The prostate is one of three glands necessary for reproduction. The prostate produces a sticky, milky fluid of acids and enzymes. This fluid makes up about 15 percent of the total volume of the semen and helps to sustain the sperm cells that are created in the testicles. The prostate is surrounded by muscle, which contracts to ejaculate this fluid.
When the entire prostate gland is removed, the operation is called a radical prostatectomy. There are several ways in which this procedure is performed.
In a perineal prostatectomy, the prostate is removed through an incision between the scrotum and the anus.

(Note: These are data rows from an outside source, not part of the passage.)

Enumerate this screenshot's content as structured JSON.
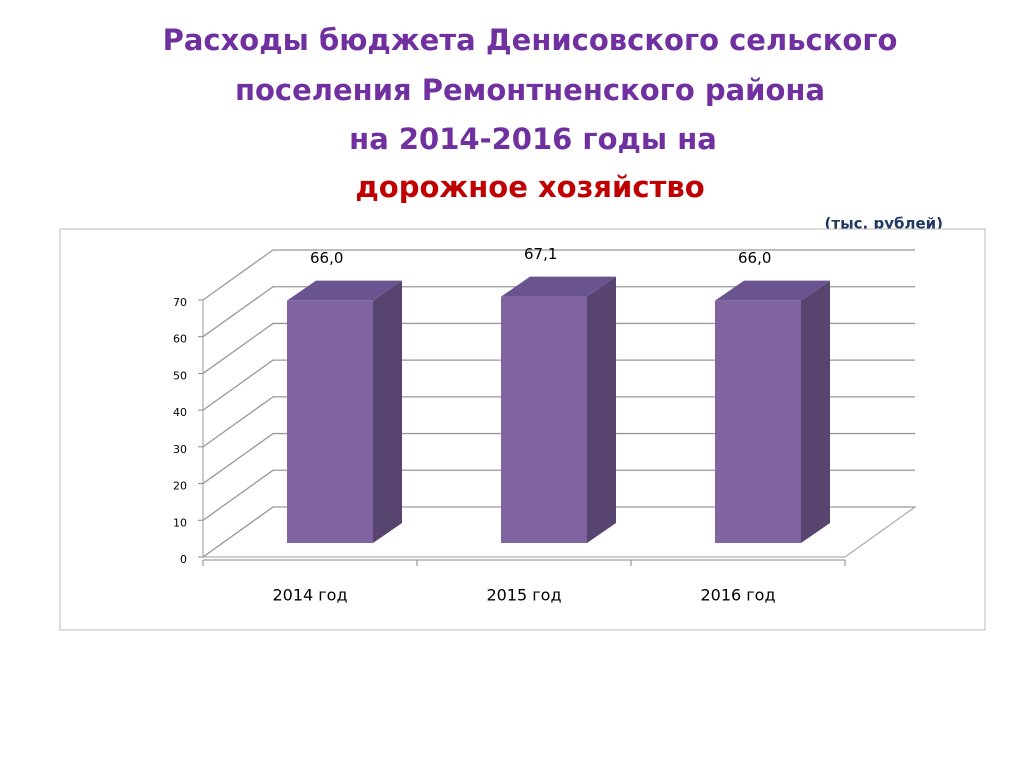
{
  "chart_data": {
    "type": "bar3d",
    "title": [
      "Расходы бюджета Денисовского сельского",
      "поселения Ремонтненского района",
      "на 2014-2016 годы на"
    ],
    "subtitle": "дорожное хозяйство",
    "unit_label": "(тыс. рублей)",
    "categories": [
      "2014 год",
      "2015 год",
      "2016 год"
    ],
    "values": [
      66.0,
      67.1,
      66.0
    ],
    "value_labels": [
      "66,0",
      "67,1",
      "66,0"
    ],
    "color": "#8064a2",
    "ylim": [
      0,
      70
    ],
    "yticks": [
      0,
      10,
      20,
      30,
      40,
      50,
      60,
      70
    ],
    "grid": true
  }
}
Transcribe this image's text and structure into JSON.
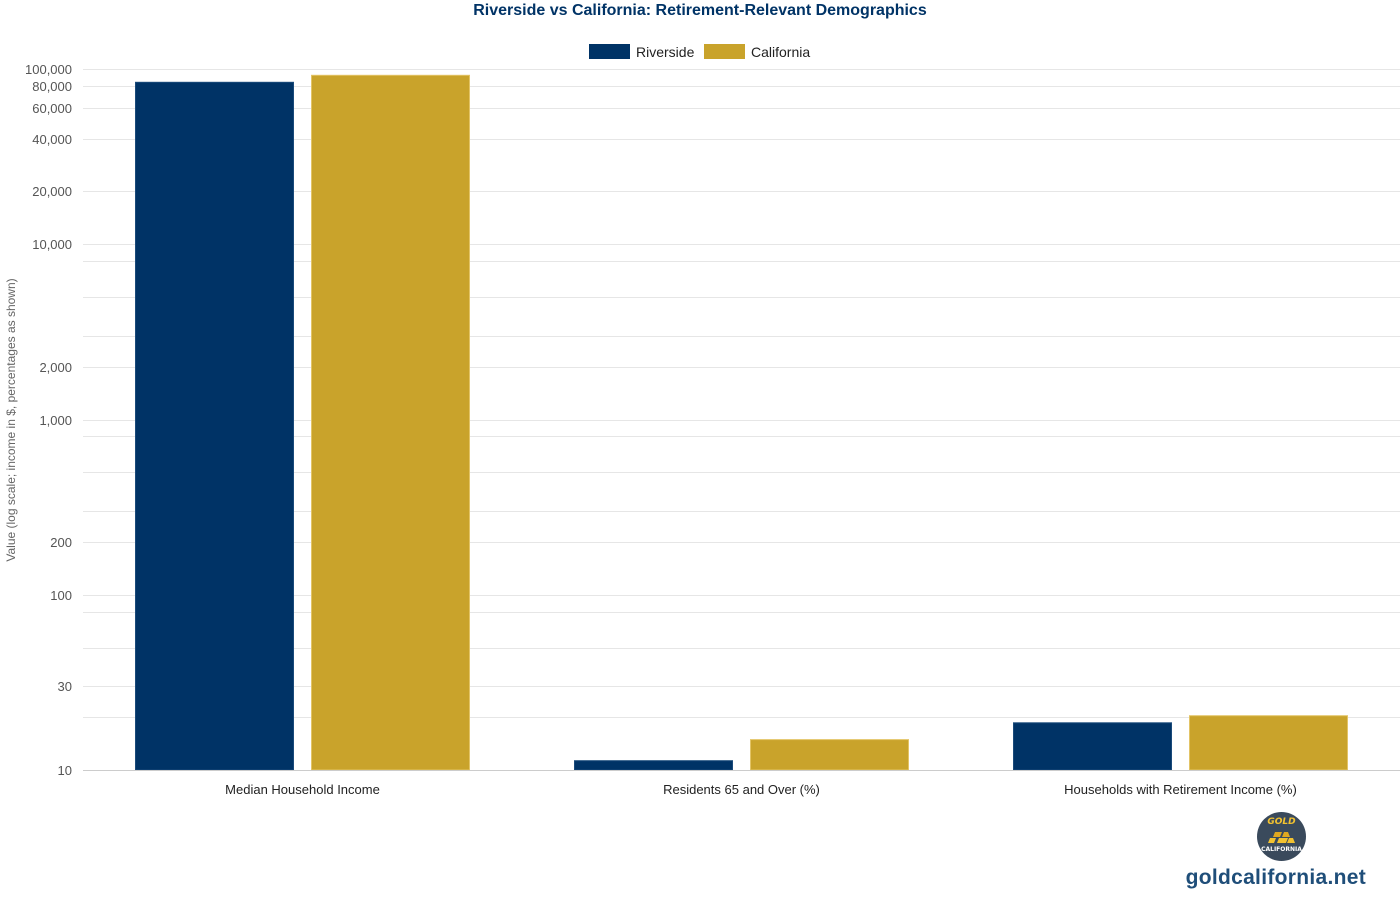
{
  "chart_data": {
    "type": "bar",
    "title": "Riverside vs California: Retirement-Relevant Demographics",
    "ylabel": "Value (log scale; income in $, percentages as shown)",
    "xlabel": "",
    "yscale": "log",
    "ylim": [
      10,
      100000
    ],
    "grid": true,
    "legend_position": "top-center",
    "categories": [
      "Median Household Income",
      "Residents 65 and Over (%)",
      "Households with Retirement Income (%)"
    ],
    "y_tick_labels": [
      "10",
      "30",
      "100",
      "200",
      "1,000",
      "2,000",
      "10,000",
      "20,000",
      "40,000",
      "60,000",
      "80,000",
      "100,000"
    ],
    "y_ticks": [
      10,
      30,
      100,
      200,
      1000,
      2000,
      10000,
      20000,
      40000,
      60000,
      80000,
      100000
    ],
    "y_minor_ticks": [
      20,
      50,
      80,
      300,
      500,
      800,
      3000,
      5000,
      8000
    ],
    "series": [
      {
        "name": "Riverside",
        "color": "#003366",
        "values": [
          84000,
          11.3,
          18.6
        ]
      },
      {
        "name": "California",
        "color": "#c9a32b",
        "values": [
          92000,
          14.9,
          20.4
        ]
      }
    ]
  },
  "branding": {
    "logo_text_top": "GOLD",
    "logo_text_bottom": "CALIFORNIA",
    "logo_colors": {
      "background": "#3a4a5c",
      "gold": "#f2c230"
    },
    "site_url": "goldcalifornia.net"
  }
}
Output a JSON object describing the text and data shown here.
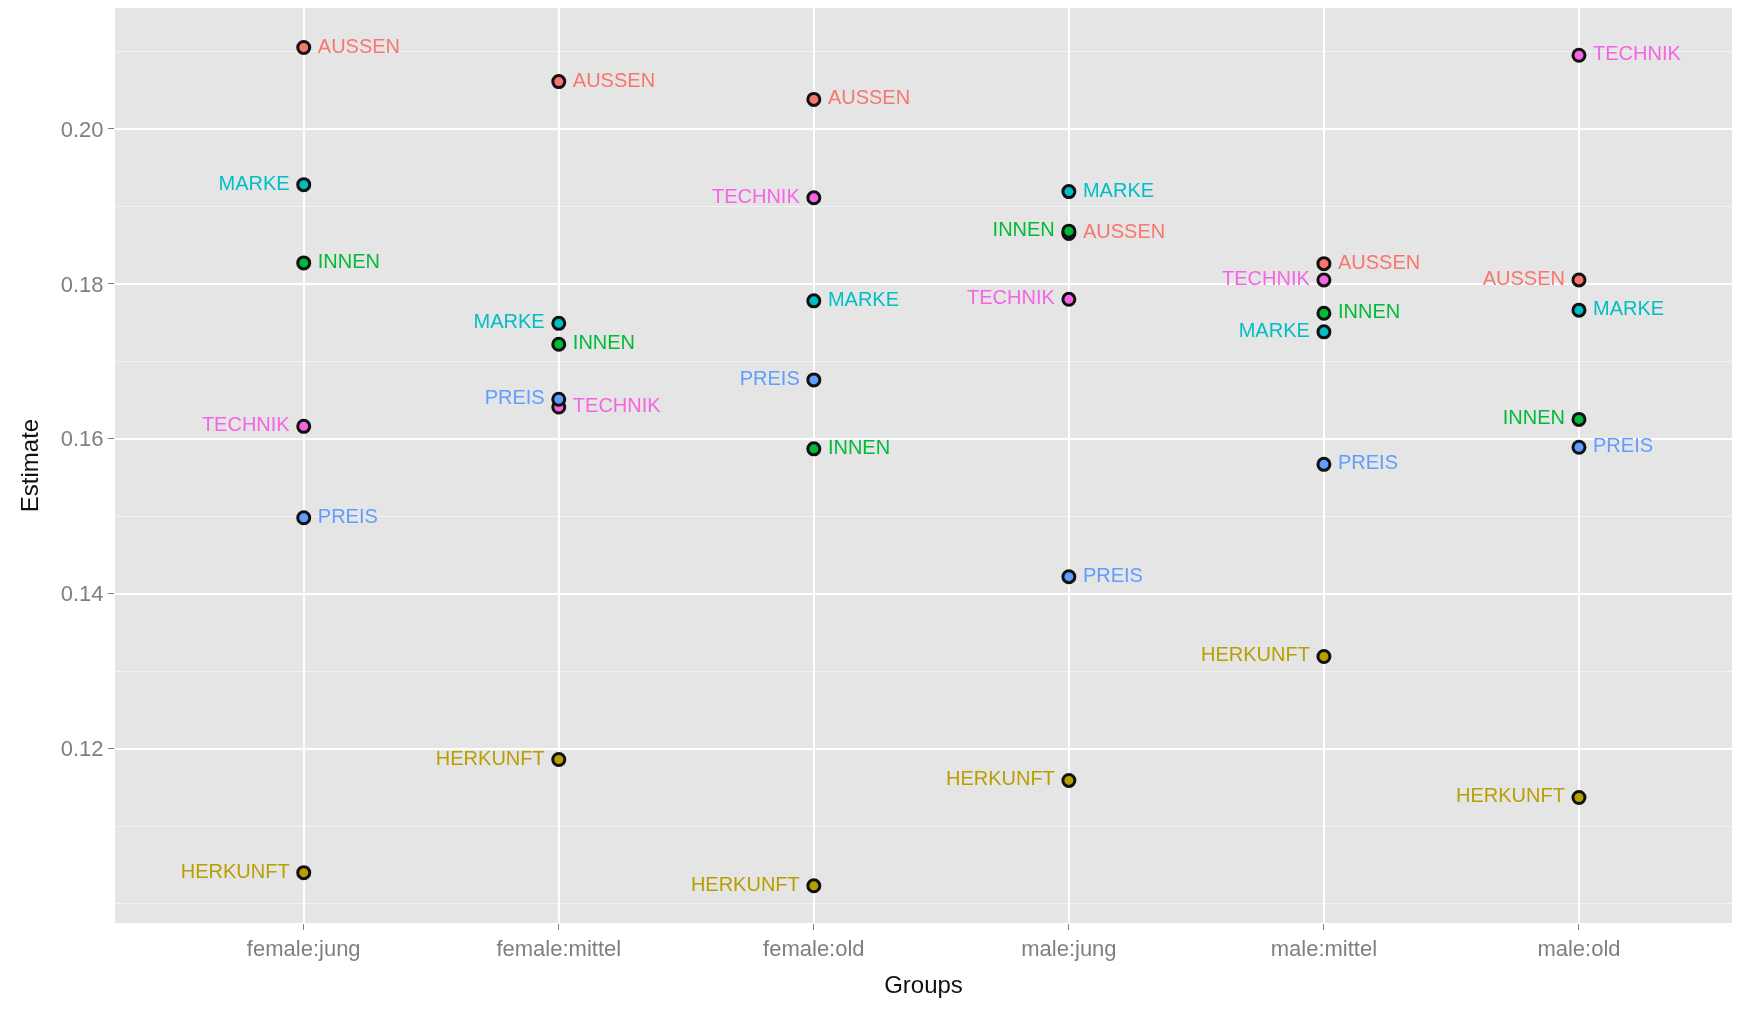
{
  "chart_data": {
    "type": "scatter",
    "xlabel": "Groups",
    "ylabel": "Estimate",
    "categories": [
      "female:jung",
      "female:mittel",
      "female:old",
      "male:jung",
      "male:mittel",
      "male:old"
    ],
    "series": [
      {
        "name": "AUSSEN",
        "color": "#f8766d",
        "values": [
          0.2105,
          0.2061,
          0.2038,
          0.1865,
          0.1826,
          0.1805
        ]
      },
      {
        "name": "MARKE",
        "color": "#00bfc4",
        "values": [
          0.1928,
          0.1749,
          0.1778,
          0.1919,
          0.1738,
          0.1766
        ]
      },
      {
        "name": "INNEN",
        "color": "#00ba38",
        "values": [
          0.1827,
          0.1722,
          0.1587,
          0.1868,
          0.1762,
          0.1625
        ]
      },
      {
        "name": "TECHNIK",
        "color": "#f564e3",
        "values": [
          0.1616,
          0.1641,
          0.1911,
          0.178,
          0.1805,
          0.2095
        ]
      },
      {
        "name": "PREIS",
        "color": "#619cff",
        "values": [
          0.1498,
          0.1651,
          0.1676,
          0.1422,
          0.1567,
          0.1589
        ]
      },
      {
        "name": "HERKUNFT",
        "color": "#b79f00",
        "values": [
          0.104,
          0.1186,
          0.1023,
          0.1159,
          0.1319,
          0.1137
        ]
      }
    ],
    "ylim": [
      0.0975,
      0.2156
    ],
    "yticks": [
      0.12,
      0.14,
      0.16,
      0.18,
      {
        "value": 0.2,
        "label": "0.20"
      }
    ],
    "grid": true,
    "legend": false,
    "marker": "circle"
  }
}
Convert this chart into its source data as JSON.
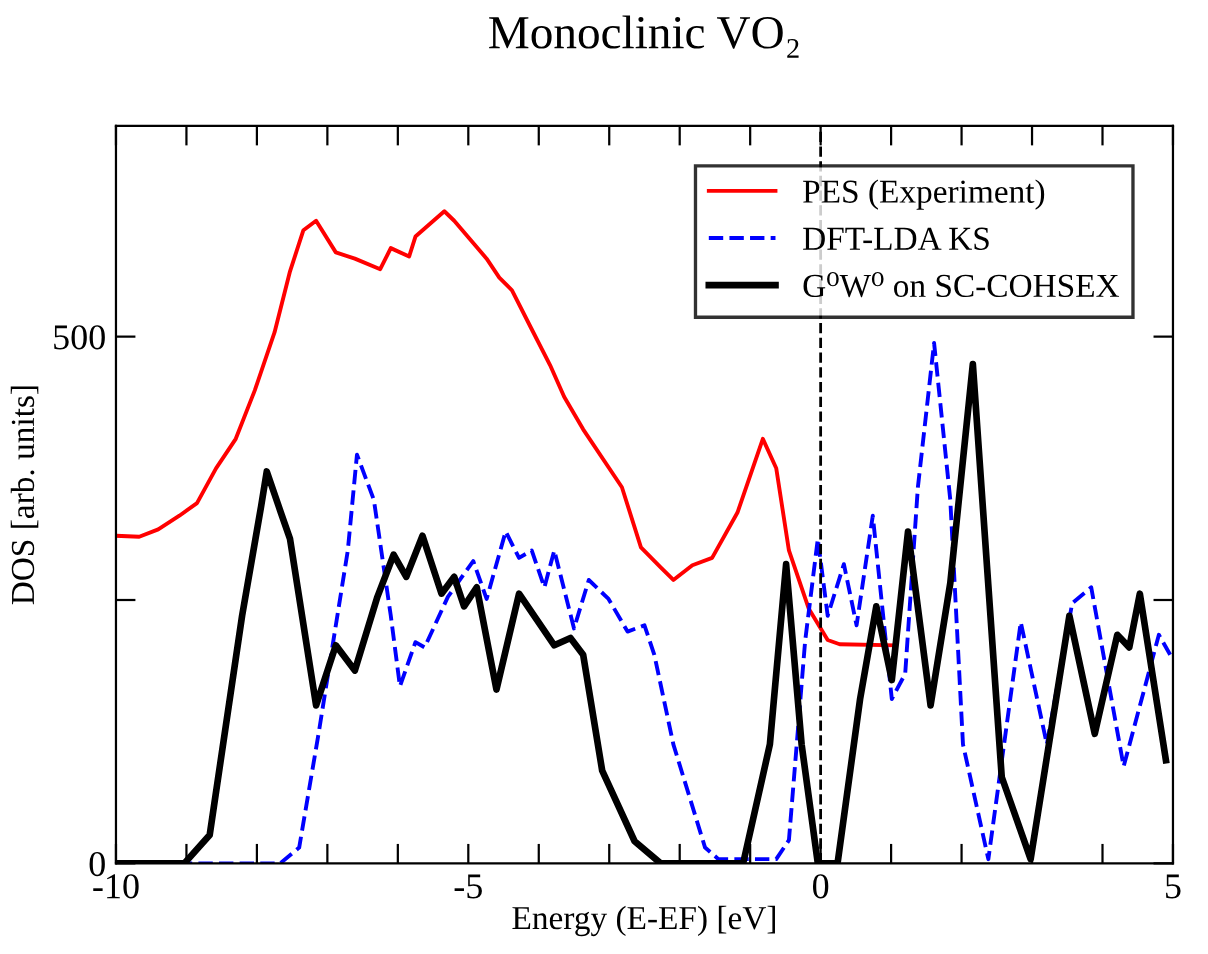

Nearby lymph nodes are sometimes removed through a separate incision in the abdomen.
In a suprapubic prostatectomy, the prostate (and sometimes nearby lymph nodes) is removed through an incision in the abdomen, just below the belly button. This method allows for the removal of more tissue and is used in cases of prostate cancer that may have spread.
Laparoscopic prostatectomy involves removing the prostate using a thin tube-like instrument called a laparoscope. The laparoscope is inserted through a small incision in the belly button and has a lighted camera on the end. Several more small incisions are made in the abdomen through which surgical instruments are passed.
Nice To Know:
Because laparoscopic prostatectomy involves smaller incisions, most men will have a shorter hospital stay and a faster recovery. There also is less blood loss with this technique. However, because this is a relatively new procedure, it is not available at all hospitals.
Nice To Know:
In a partial prostatectomy, only some of the prostate tissue is removed. This can be performed as a laser procedure, usually to treat prostate enlargement (benign prostatic hyperplasia), which can block the flow of urine. The procedure uses a laser beam to make cuts in or destroy part of the prostate tissue. Laser prostatectomy is considered experimental and may not be available in all hospitals.
Prostate removal can be an extremely effective treatment for prostate enlargement and prostate cancer. But it also is major surgery, and, as such, it carries certain risks and side effects. The two major problems experienced by men after prostatectomy are:
Incontinence (an inability to control urination)
Impotence (an inability to achieve an erection)
Both of these problems may be temporary and may go away with time. Effective treatments are available to help both incontinence and impotence.
Need To Know:
The chance of impotence has been substantially reduced with the development of "nerve-sparing" techniques, in which the nerve and blood supplies to the erectile tissues of the penis are meticulously preserved during surgery.